2.2.1.3. Yetkilendirme (Authorization)

Kullanıcıların tanımlanması aşaması olan kimlik doğrulamadan sonra kullanıcının kimliği doğrultusunda erişim haklarının belirlendiği ve kontrolünün gerçekleştiği aşama yetkilendirmedir. Hangi yetkilerle işlem yapılacağını belirlemek için birçok yöntem bulunmaktadır.

2.2.1.4. Konfigürasyon yönetimi (Configuration management)

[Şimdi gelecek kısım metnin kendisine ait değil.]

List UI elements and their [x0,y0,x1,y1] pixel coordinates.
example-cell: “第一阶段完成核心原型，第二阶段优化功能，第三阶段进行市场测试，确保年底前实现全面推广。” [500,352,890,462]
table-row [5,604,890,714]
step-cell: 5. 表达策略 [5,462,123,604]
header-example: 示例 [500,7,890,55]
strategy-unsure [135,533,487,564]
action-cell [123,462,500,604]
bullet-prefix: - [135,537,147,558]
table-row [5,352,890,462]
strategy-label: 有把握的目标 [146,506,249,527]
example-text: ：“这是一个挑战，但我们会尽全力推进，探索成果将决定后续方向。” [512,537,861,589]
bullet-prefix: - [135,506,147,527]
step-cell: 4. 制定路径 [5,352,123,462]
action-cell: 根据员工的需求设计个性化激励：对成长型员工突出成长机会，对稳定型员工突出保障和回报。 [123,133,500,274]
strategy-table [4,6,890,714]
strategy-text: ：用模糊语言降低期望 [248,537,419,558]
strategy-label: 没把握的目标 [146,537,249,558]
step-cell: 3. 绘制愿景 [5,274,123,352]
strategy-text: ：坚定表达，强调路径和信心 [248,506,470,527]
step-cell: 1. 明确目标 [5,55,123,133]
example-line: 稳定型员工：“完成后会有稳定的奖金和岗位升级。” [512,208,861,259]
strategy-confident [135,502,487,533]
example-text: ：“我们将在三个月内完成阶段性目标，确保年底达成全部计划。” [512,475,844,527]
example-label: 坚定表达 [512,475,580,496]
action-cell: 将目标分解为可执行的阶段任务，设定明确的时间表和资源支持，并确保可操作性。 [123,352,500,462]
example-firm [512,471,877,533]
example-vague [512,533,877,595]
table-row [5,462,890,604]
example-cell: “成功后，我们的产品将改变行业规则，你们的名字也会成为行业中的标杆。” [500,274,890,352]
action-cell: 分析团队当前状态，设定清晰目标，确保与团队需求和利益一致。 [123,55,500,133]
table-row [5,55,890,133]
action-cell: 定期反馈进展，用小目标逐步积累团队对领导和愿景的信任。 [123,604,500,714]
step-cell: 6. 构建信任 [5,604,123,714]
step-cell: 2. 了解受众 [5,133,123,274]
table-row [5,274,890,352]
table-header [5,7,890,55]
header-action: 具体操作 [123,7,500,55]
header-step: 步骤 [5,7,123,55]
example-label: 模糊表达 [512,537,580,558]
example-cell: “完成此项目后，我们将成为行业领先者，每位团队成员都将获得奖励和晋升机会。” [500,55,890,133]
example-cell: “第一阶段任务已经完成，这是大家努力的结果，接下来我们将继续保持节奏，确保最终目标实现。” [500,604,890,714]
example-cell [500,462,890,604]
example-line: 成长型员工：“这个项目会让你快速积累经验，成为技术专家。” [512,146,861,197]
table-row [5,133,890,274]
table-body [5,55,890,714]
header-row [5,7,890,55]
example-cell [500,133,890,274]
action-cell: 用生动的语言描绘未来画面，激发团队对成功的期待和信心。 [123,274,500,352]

Konfigürasyon, uygulama ile ilgili hassas bilgileri içermektedir. Örnek vermek gerekirse veri tabanına erişim için gerekli bağlantı bilgilerini içeren dosyalar bu kapsamdadır. Konfigürasyona müdahale uygulamanın işleyişini değiştirebilir veya çalışmamasına sebep olabilir. Konfigürasyon dosyalarının sunucularda saklanıyor olması yeterli güvenlik önlemlerinin alındığı anlamına gelmemektedir.

Konfigürasyon dosyaları hassas bilgi olarak nitelendirilmeli, şifrelenmiş bir şekilde tutulmalı ve bu dosyalara erişim kayıt altında tutulmalıdır.

2.2.1.5. Hassas bilgi (Sensitive information)

Hassas bilginin ne olduğunun belirlenebilmesi için uygulamanın ve işin bir arada ele alınması gerekir. Uygulama geliştirici işin niteliğini tam olarak bilemediğinden, diğer

(23)

yandan işin sahibi de uygulamanın teknik altyapısı hakkında sınırlı bilgiye sahip olacağından bu iki taraf tek başlarına hassas bilgi için yeterli tanımlama yapamayacaklardır. İki tarafın bir araya gelmesiyle hassas bilgileri içeren bir liste oluşturulmalı ve bu listeyi koruyacak bir politika oluşturulmalıdır.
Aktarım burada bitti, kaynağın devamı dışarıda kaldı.